Article 50. Any new technical results achieved by the advising party
or service party during the performance of a technical consultancy
or technical service contract and utilizing technical data and work
facilities supplied by the commissioning party shall belong to the
advising party or the service party. Any new technical results achieved
by the commissioning party by utilizing the results of the work
of the advising party or the service party shall belong to the commissioning
party, unless otherwise stipulated by the contract.
CHAPTER
VI
ARBITRATION AND LITIGATION OF TECHNOLOGY CONTRACT DISPUTES
Article 51. Disputes arising from technology
contracts may be resolved by the parties through consultation or
mediation. If the parties are unwilling or unable to resolve the
dispute through consultation or mediation they may, in accordance
with the arbitration clause of the contract or a subsequently concluded
arbitration agreement, request arbitration by an arbitral organ
stipulated by the State.
If one party fails within the designated time to perform the terms
of an arbitration award granted by the arbitral body, the other
party may apply to a people's court for enforcement of the award.

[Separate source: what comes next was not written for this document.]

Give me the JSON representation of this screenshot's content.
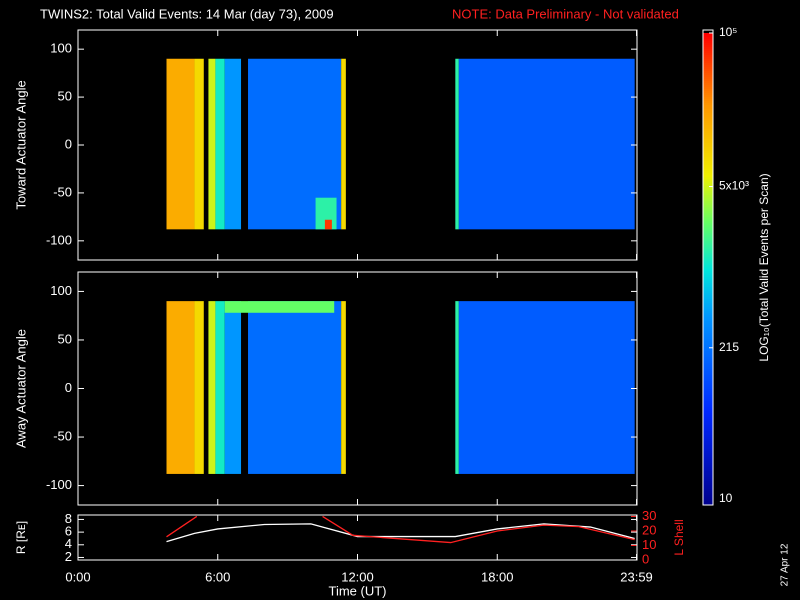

If the parties have not included an arbitration clause in the contract
and have not subsequently concluded an arbitration agreement, they
may initiate litigation in a people's court.
Article 52. The period of limitation of actions with regard to disputes
arising from a technology contract and the limit for application
for arbitration shall be one year, to be calculated from the day
a party becomes aware or should become aware of the violation of
its legitimate rights or interests.
CHAPTER
VII
SUPPLEMENTARY PROVISIONS
Article 53. The Economic Contract Law shall not
apply to technology contracts formed after the implementation of
this Law.
Article 54. The State Council departments in charge of science and
technology may formulate implementing rules on the basis of this
Law. These implementing rules shall be implemented following approval
by the State Council.
Article 55. This Law shall come into force on November 1, 1987.